This is a fun excerpt (with my edits) from this conversation between Barry Ritholtz and Chris Davis:
Davis: “I met Charlie long before Warren. The reason was I was trying to sell a business. My grandfather, as I started going through his accounts and going in there on the weekends, he had a business called Securities Lending. And I don't know how well you know that business.”
Ritholtz: “Any time you're going to short a stock, you need to borrow from somebody and it's going to cost you a little.”
Davis: “It's going to cost you a little margin. So my grandfather's view was he had a portfolio of appreciated stocks that he was never going to sell. And he said if somebody wants to short the stock and pay me to borrow it, fine. And the number one borrowed stock in those days was Berkshire Hathaway, of course, because you couldn't borrow it anywhere because everybody had the certificates.”
Ritholtz: “They literally had the paper certificates.”
Davis: “Yeah, there was very little Berkshire that was in street name and it was an individual people and therefore you couldn’t borrow it.”
Ritholtz: “It was locked away and safe.”
Davis: “Yeah. So he had a big holding and he had a broker-dealer, Shelby Cullom Davis was a registered broker-dealer [CRD #767]. And so he could lend out the shares and make a couple hundred basis points a year extra return on top of the Berkshire return. So that's how he started in the securities lending business.
But gradually the guy who was doing it for him and administering it said, wow, you know, we can also help. We've got all these people that want to short all sorts of different securities, and we can act as what was called a broker finder. We'll go out and find the securities for these people to short, and we'll make a little, a little spread as they go through. Well, this business grew and grew and grew. And soon there were, you know, 17 employees in this securities lending business. And it was a big operation.
And my grandfather by then was, you know, probably in his 80s and was nervous because, you know, as I went through the list of counterparties with him, there were firms we had never heard of. There was this one called LTCM and I said, what is this LTCM, we've got like, you know, $500 million … $800 million lent out to them. What? Oh, that's Long Term Capital Management. So we talked about it. He said, yeah, I think we gotta get rid of this thing.

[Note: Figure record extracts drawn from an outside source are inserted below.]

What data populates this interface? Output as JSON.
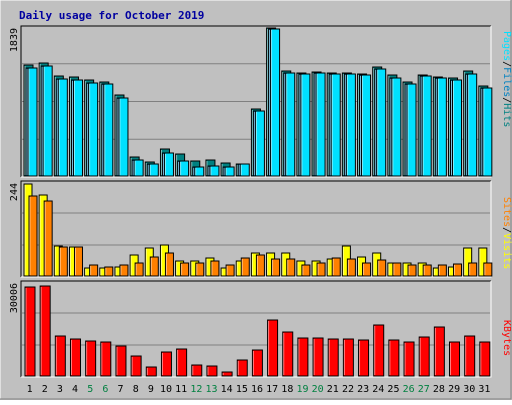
{
  "title": "Daily usage for October 2019",
  "colors": {
    "background": "#c0c0c0",
    "hits": "#008080",
    "files": "#0080c0",
    "pages": "#00e0ff",
    "visits": "#ffff00",
    "sites": "#ff8000",
    "kbytes": "#ff0000",
    "weekend_label": "#008040",
    "weekday_label": "#000000"
  },
  "chart_data": [
    {
      "type": "bar",
      "panel": "hits_files_pages",
      "max_label": "1839",
      "ylim": [
        0,
        1839
      ],
      "legend": [
        "Pages",
        "/",
        "Files",
        "/",
        "Hits"
      ],
      "categories": [
        "1",
        "2",
        "3",
        "4",
        "5",
        "6",
        "7",
        "8",
        "9",
        "10",
        "11",
        "12",
        "13",
        "14",
        "15",
        "16",
        "17",
        "18",
        "19",
        "20",
        "21",
        "22",
        "23",
        "24",
        "25",
        "26",
        "27",
        "28",
        "29",
        "30",
        "31"
      ],
      "series": [
        {
          "name": "Hits",
          "values": [
            1370,
            1395,
            1240,
            1225,
            1185,
            1160,
            1000,
            230,
            170,
            335,
            270,
            180,
            200,
            155,
            150,
            825,
            1825,
            1295,
            1270,
            1280,
            1275,
            1270,
            1260,
            1345,
            1245,
            1160,
            1250,
            1225,
            1210,
            1290,
            1115
          ]
        },
        {
          "name": "Files",
          "values": [
            1330,
            1355,
            1200,
            1190,
            1150,
            1130,
            965,
            200,
            150,
            280,
            190,
            115,
            120,
            105,
            145,
            805,
            1815,
            1270,
            1255,
            1270,
            1265,
            1260,
            1250,
            1320,
            1210,
            1130,
            1230,
            1205,
            1185,
            1260,
            1080
          ]
        },
        {
          "name": "Pages",
          "values": [
            1330,
            1355,
            1200,
            1190,
            1150,
            1130,
            965,
            200,
            150,
            280,
            190,
            115,
            120,
            105,
            145,
            805,
            1815,
            1270,
            1255,
            1270,
            1265,
            1260,
            1250,
            1320,
            1210,
            1130,
            1230,
            1205,
            1185,
            1260,
            1080
          ]
        }
      ]
    },
    {
      "type": "bar",
      "panel": "visits_sites",
      "max_label": "244",
      "ylim": [
        0,
        244
      ],
      "legend": [
        "Sites",
        "/",
        "Visits"
      ],
      "categories": [
        "1",
        "2",
        "3",
        "4",
        "5",
        "6",
        "7",
        "8",
        "9",
        "10",
        "11",
        "12",
        "13",
        "14",
        "15",
        "16",
        "17",
        "18",
        "19",
        "20",
        "21",
        "22",
        "23",
        "24",
        "25",
        "26",
        "27",
        "28",
        "29",
        "30",
        "31"
      ],
      "series": [
        {
          "name": "Visits",
          "values": [
            244,
            215,
            80,
            78,
            22,
            20,
            24,
            55,
            75,
            82,
            40,
            40,
            48,
            22,
            40,
            60,
            62,
            60,
            40,
            40,
            45,
            79,
            50,
            62,
            35,
            35,
            35,
            22,
            25,
            73,
            73
          ]
        },
        {
          "name": "Sites",
          "values": [
            213,
            200,
            76,
            76,
            30,
            25,
            30,
            35,
            50,
            60,
            35,
            35,
            40,
            28,
            47,
            55,
            45,
            45,
            30,
            35,
            48,
            45,
            35,
            43,
            35,
            30,
            30,
            30,
            32,
            35,
            35
          ]
        }
      ]
    },
    {
      "type": "bar",
      "panel": "kbytes",
      "max_label": "30006",
      "ylim": [
        0,
        30006
      ],
      "legend": [
        "KBytes"
      ],
      "categories": [
        "1",
        "2",
        "3",
        "4",
        "5",
        "6",
        "7",
        "8",
        "9",
        "10",
        "11",
        "12",
        "13",
        "14",
        "15",
        "16",
        "17",
        "18",
        "19",
        "20",
        "21",
        "22",
        "23",
        "24",
        "25",
        "26",
        "27",
        "28",
        "29",
        "30",
        "31"
      ],
      "series": [
        {
          "name": "KBytes",
          "values": [
            29000,
            29400,
            13000,
            12000,
            11300,
            11000,
            9800,
            6600,
            2800,
            7800,
            8800,
            3600,
            3300,
            1200,
            5200,
            8600,
            18300,
            14300,
            12300,
            12300,
            12100,
            12200,
            11900,
            16600,
            11700,
            11200,
            12700,
            15900,
            11200,
            13000,
            11200
          ]
        }
      ]
    }
  ]
}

And he said, fine, well, see if you can find somebody to take it over, because we do have 17 employees and they made their careers here. We're not going to fire everybody. And so we started calling around and I thought, what characteristics do we need? We need a lot of excess capital, someone who holds ideally an appreciated portfolio of securities, you know, sort of a triple A type balance sheet. And somebody that can understand. So I thought, well, Berkshire.
So, a wonderful friend in those days named Bob Lenzner was a reporter at Forbes. Our kids were in the same elementary school. And I got to know him. Just, you know, watching basketball games for third graders or something, and I heard his name around and he said, he mentioned casually in the conversation that he had met this brilliant guy, Charlie Munger.
And I said, well, I know who Charlie is, but I'm dying to meet him. And so Bob arranged for us to have breakfast, and Charlie was in New York and I went down, it was at the Millennium Hotel, down by the World Trade Center. And I went down and I sat down and introduced myself to Mr. Munger. Pleased to meet you. I'm Chris Davis, and I said, you know, I'm working with my grandfather. Shelby Cullom Davis & Company. And have I got a business for you? And I pitched our securities lending business, and Charlie put up his hand after about four minutes and he said:
‘I have no intention of buying a business run by seven guys named Vinnie.’
And Barry, it was the perfect description. We had Vinnie, Tony, Mikey, Nicky. And so we did end up finding a buyer eventually. And it wasn't really a buyer. We just did sort of an earn-out. We just wanted everybody … we just wanted them to have jobs. And so they all got a job at a broker-dealer.”
As someone who pays hundreds of thousands of dollars every year for “locates” to a mysterious, opaque “lending pool,” I too found this story very funny.